There was just a minimal line for Bruno Dumont’s “Joan of Arc” at the Debussy, his second film on France’s great heroine. The young girl playing Joan didn’t have to learn much dialogue as the film is mostly about others trying to decide how seriously they should take the voices that are directing her. The film alternates between the same rural sandy terrain of Dumont’s previous Joan picture and the grand cathedral of Rouen, where the clergy debate Joan. She is certainly one of the most extraordinary persons in history.
After being turned away from an Algerian Un Certain Regard film and a French Director’s Fortnight at the two o’clock slot, the only film available in the Palais complex of theaters and screening rooms was a dreadful attempt at a movie by a 50-year Wall Street analyst—“Rounded Corners.” Two of the eight people in the audience walked out within a minute instantly recognizing it as worthless when a group of high-school girls chatter away merely reciting their dialogue betraying the ineptitude of the director who was on hand. It was the story of the 13-year old daughter of a Wall Street analyst, painfully played by the director, and her relationship with her young black summer baby-sitter. The two couldn’t be more different. The film could have been heartwarming as the two come to know each other, but the man making this movie was incapable of that. It had to be agony for any of his friends he subjected this to not to give their honest opinion of how worthless his movie was.

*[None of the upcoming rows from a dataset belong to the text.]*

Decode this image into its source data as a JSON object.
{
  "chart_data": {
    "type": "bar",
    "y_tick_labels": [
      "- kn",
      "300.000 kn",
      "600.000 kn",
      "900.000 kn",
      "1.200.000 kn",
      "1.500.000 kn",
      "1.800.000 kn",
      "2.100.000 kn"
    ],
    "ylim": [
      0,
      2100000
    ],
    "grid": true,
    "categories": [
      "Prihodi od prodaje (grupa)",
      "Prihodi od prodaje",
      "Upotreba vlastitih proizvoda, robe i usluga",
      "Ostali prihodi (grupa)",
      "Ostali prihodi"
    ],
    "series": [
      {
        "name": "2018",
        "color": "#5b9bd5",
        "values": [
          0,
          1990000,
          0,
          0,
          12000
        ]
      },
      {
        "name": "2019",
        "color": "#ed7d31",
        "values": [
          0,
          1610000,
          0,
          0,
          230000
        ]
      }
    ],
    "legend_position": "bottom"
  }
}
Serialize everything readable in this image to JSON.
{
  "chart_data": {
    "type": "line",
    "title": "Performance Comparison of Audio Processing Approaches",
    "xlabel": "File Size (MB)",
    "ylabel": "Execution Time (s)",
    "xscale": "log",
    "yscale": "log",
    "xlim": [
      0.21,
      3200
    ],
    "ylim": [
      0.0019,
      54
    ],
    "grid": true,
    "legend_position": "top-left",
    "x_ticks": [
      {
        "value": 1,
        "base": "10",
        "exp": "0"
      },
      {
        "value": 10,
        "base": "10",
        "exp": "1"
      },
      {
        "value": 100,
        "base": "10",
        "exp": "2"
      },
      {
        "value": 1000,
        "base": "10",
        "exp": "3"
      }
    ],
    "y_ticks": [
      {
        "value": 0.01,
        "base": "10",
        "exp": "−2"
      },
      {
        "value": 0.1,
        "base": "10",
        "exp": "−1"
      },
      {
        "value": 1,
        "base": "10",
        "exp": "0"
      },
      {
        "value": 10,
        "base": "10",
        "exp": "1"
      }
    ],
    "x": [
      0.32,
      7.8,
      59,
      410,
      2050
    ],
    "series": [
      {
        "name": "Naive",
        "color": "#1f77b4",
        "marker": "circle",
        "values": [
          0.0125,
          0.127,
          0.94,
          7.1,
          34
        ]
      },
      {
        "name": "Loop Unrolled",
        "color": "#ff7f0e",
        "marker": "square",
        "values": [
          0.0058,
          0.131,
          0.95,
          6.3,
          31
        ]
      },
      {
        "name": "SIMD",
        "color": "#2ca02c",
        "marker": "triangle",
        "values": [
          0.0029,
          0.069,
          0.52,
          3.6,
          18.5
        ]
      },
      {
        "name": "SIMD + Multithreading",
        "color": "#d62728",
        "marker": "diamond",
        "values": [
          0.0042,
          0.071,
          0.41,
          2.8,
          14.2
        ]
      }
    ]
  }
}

“Shiny Shrimps” had the potential to be the wackiest movie in the Market—a French film about an Olympic swimmer who calls a TV interviewer a “faggott” after he asks him too many unwelcome questions and is ordered to coach a gay water polo team if he wishes to continue swimming for the national team. He is a macho-jock through and through who approaches the assignment with extreme distaste. The water polo players are stereotypically prancing, effeminate gays who aren’t very good at their sport. They are trying to qualify for the Gay Olympic Games.
The swimmer realizes if they don’t qualify his assignment is over, so he makes no effort to improve them until he discovers one is battling cancer unknown to all, and it is his final dream to make it to the Games, inspiring the coach to suddenly care. If any of the characters had been more than superficial, this could have been a rollicking good time. The script needed considerable help to elevate it. The film does hold the distinction of having the most prolonged Eiffel Tower scene of the festival, as it remains in the background for a full minute as the team leaves Paris by tour bus to Croatia for the Games.
The day’s winner was “Port Authority,” the third film in Un Certain Regard that was a first film by a young American director, this time a woman, Danielle Lessovitz. A disheveled, penniless young man arrives at the bus station in New York City hoping to meet his sister. When she doesn’t appear he seeks refuge on the subway for the night. He falls asleep and is assaulted. He’s rescued by a young guy who knows the streets and takes him to his homeless shelter. Thus begins a tale of gritty realism of woe and survival in the big city that turns into a transgender movie, that maybe or maybe not ends with hope.